Size of Government: 10 Years Freedom Barometer
The welfare state that organises healthcare, education, retirement benefits, and a social assistance programme through high taxes remains one of the defining traits of the European social model. But the scope of the welfare state’s redistribution, government and, subsequently, tax rates, differs across the continent.
THE WELFARE STATE REMAINS ONE OF THE DEFINING TRAITS OF THE EUROPEAN SOCIAL MODEL.
The advanced economies (EU15) have significantly lower scores in the size of government indicator, compared to the other countries on the continent. This pattern seems to follow the level of economic development: the more developed a country is, the higher public spending it has (Wagner’s Law). But there are also exceptions to this rule: post-Yugoslav countries (excluding North Macedonia) and Hungary have a significantly higher government spending than their development level would predict. On the other hand, energy exporter countries (such as Russia and Azerbaijan) can finance their spending without the need for high tax rates on income or profits, which artificially increases their score.
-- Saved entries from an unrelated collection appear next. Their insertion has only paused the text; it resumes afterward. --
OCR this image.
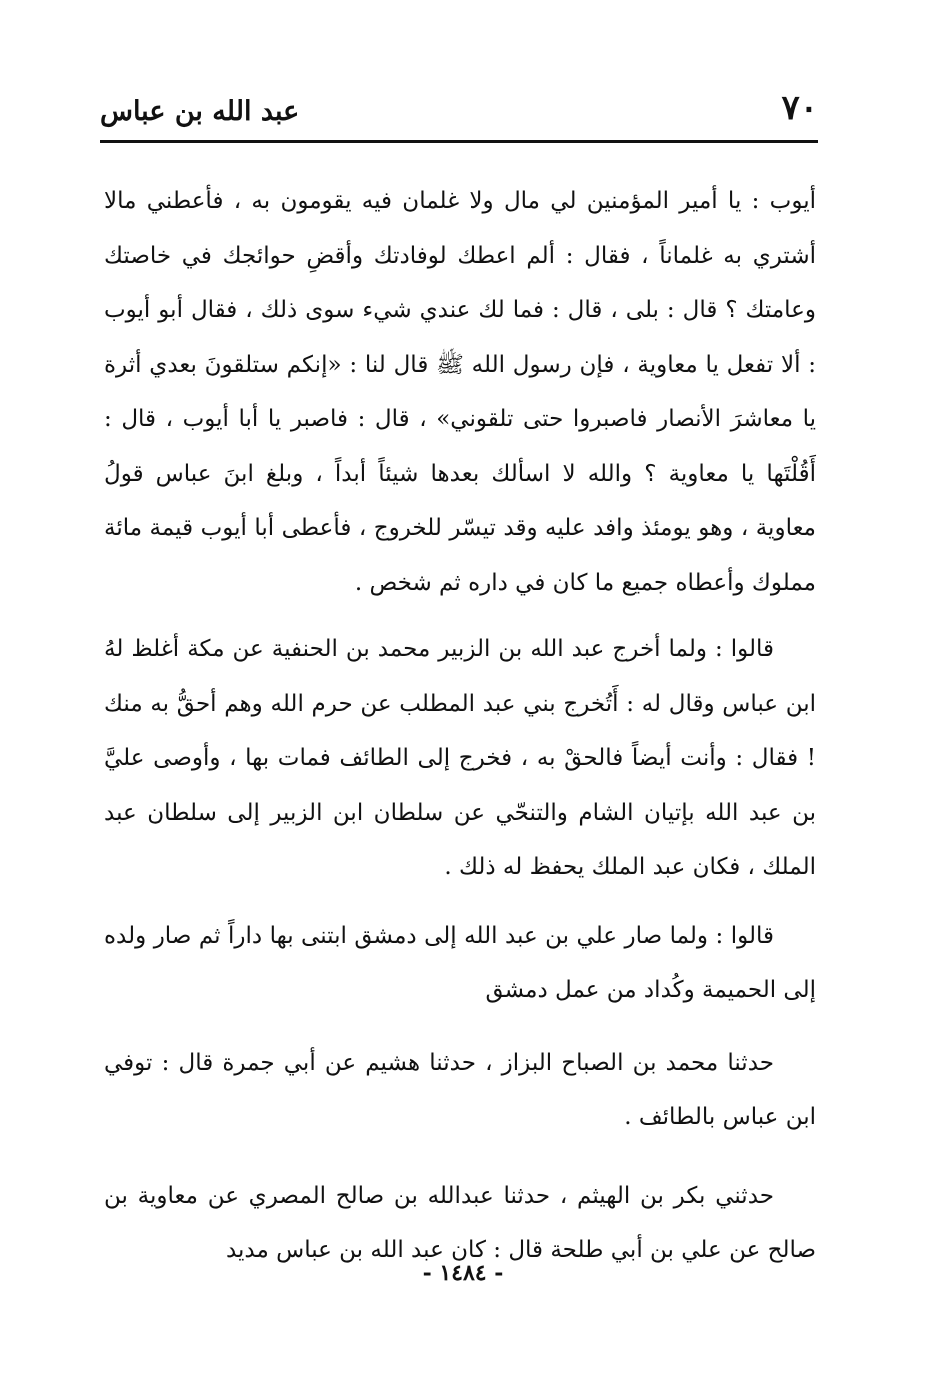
٧٠
عبد الله بن عباس

أيوب : يا أمير المؤمنين لي مال ولا غلمان فيه يقومون به ، فأعطني مالا أشتري به غلماناً ، فقال : ألم اعطك لوفادتك وأقضِ حوائجك في خاصتك وعامتك ؟ قال : بلى ، قال : فما لك عندي شيء سوى ذلك ، فقال أبو أيوب : ألا تفعل يا معاوية ، فإن رسول الله ﷺ قال لنا : «إنكم ستلقونَ بعدي أثرة يا معاشرَ الأنصار فاصبروا حتى تلقوني» ، قال : فاصبر يا أبا أيوب ، قال : أَقُلْتَها يا معاوية ؟ والله لا اسألك بعدها شيئاً أبداً ، وبلغ ابنَ عباس قولُ معاوية ، وهو يومئذ وافد عليه وقد تيسّر للخروج ، فأعطى أبا أيوب قيمة مائة مملوك وأعطاه جميع ما كان في داره ثم شخص .

قالوا : ولما أخرج عبد الله بن الزبير محمد بن الحنفية عن مكة أغلظ لهُ ابن عباس وقال له : أَتُخرج بني عبد المطلب عن حرم الله وهم أحقُّ به منك ! فقال : وأنت أيضاً فالحقْ به ، فخرج إلى الطائف فمات بها ، وأوصى عليَّ بن عبد الله بإتيان الشام والتنحّي عن سلطان ابن الزبير إلى سلطان عبد الملك ، فكان عبد الملك يحفظ له ذلك .

قالوا : ولما صار علي بن عبد الله إلى دمشق ابتنى بها داراً ثم صار ولده إلى الحميمة وكُداد من عمل دمشق

حدثنا محمد بن الصباح البزاز ، حدثنا هشيم عن أبي جمرة قال : توفي ابن عباس بالطائف .

حدثني بكر بن الهيثم ، حدثنا عبدالله بن صالح المصري عن معاوية بن صالح عن علي بن أبي طلحة قال : كان عبد الله بن عباس مديد

- ١٤٨٤ -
THE MORE DEVELOPED A COUNTRY IS, THE HIGHER PUBLIC SPENDING IT HAS, MOSTLY DUE TO INCOME REDISTRIBUTION PROGRAMS.
There are also differences in the quality of public spending and market interference. While in the most advanced countries a low score comes from income redistribution programs targeting the middle class as well as the poor, and government is mostly absent from economic activities, in other regions redistribution is less pronounced, but government is often more involved in economic activities through SOEs, many of which rely on budgetary support.
Most of the countries had relatively stable scores during the previous decade, since the level of government consumption rests mostly on previously assumed obligations which provide little room for discretion by the current government. But there are also countries that significantly break this status quo.
THERE IS LITTLE ROOM FOR CURTAILING THE CURRENT LEVEL OF GOVERNMENT CONSUMPTION THROUGH GOVERNMENT DISCRETION SINCE THE BULK OF IT IS THE CONSEQUENCE OF PREVIOUSLY ASSUMED OBLIGATIONS.
Positive examples include Czechia, Bulgaria and Romania. Slovenia is a peculiar case, since it first witnessed a decline in its score, followed by a rise, due to the tax changes that have taken place since 2016, which decreased the personal income tax burden through a higher tax allowance and the introduction of two new tax brackets, which decreased tax progress, although corporate tax was slightly increased. Romanian tax changes also included a significant decrease of the personal income tax and introduced a new way of calculating social contributions at reduced rates. Moldova and Ukraine have recently reduced their social contribution rates.
RECENT TAX REFORMS MOSTLY AIM AT REDUCING THE LABOUR TAX WEDGE TO FOSTER NEW EMPLOYMENT.
Most of these reforms seem to share a vision of reducing the labour tax wedge to promote hiring of new workers and increase after-tax salaries. Some other countries opted to keep the same tax rates, but to decrease non-tax revenues, which was enabled by a good performance by their economies.
On the other hand, negative examples of countries that decreased their scores during the decade are Croatia, Slovakia, Montenegro, and Turkey. The several waves of tax reforms in Croatia proved to be too incremental to have any significant impact; Slovakia was able to eliminate its high budget deficit but at the higher level of public spending, while Montenegrin highway investment is making the government push unpopular austerity measures since it threatens its solvency
The fiscal prospects of most European countries are bleak. Public debt in most of them is already very high, and any future interest rate increases would take a heavy toll. The traditional challenges to the welfare state come from demographic changes, as population grows older due to lower birth rates. Most of the countries from the East of the continent are also hit by a massive emigration rate to more developed countries in the West.
DEMOGRAPHIC CHANGES LEAD TO RISING COSTS OF RETIREMENT BENEFITS AND HEALTHCARE, WHICH WILL PUT A SIGNIFICANT STRAIN ON WELFARE STATE VIABILITY IN FUTURE DECADES.
All this means that the rising costs of retirement benefits and healthcare for the ageing population will fall on the ever-smaller working age population. The proposed massive immigration from the Middle East and Africa presents challenges since it mostly involves those without the qualifications necessary to easily join the economy and also poses the question of social integration. The rise of AI and job automation also poses challenges through possible higher costs for unemployment benefits and life-long learning programmes for workers that need to change careers, but also through stronger political support for stronger redistributive programs such as universal basic income.
THE RISE OF AI AND AUTOMATION POSES NEW CHALLENGES FOR LABOUR MARKET AND SOCIAL SECURITY SYSTEMS ACROSS THE GLOBE.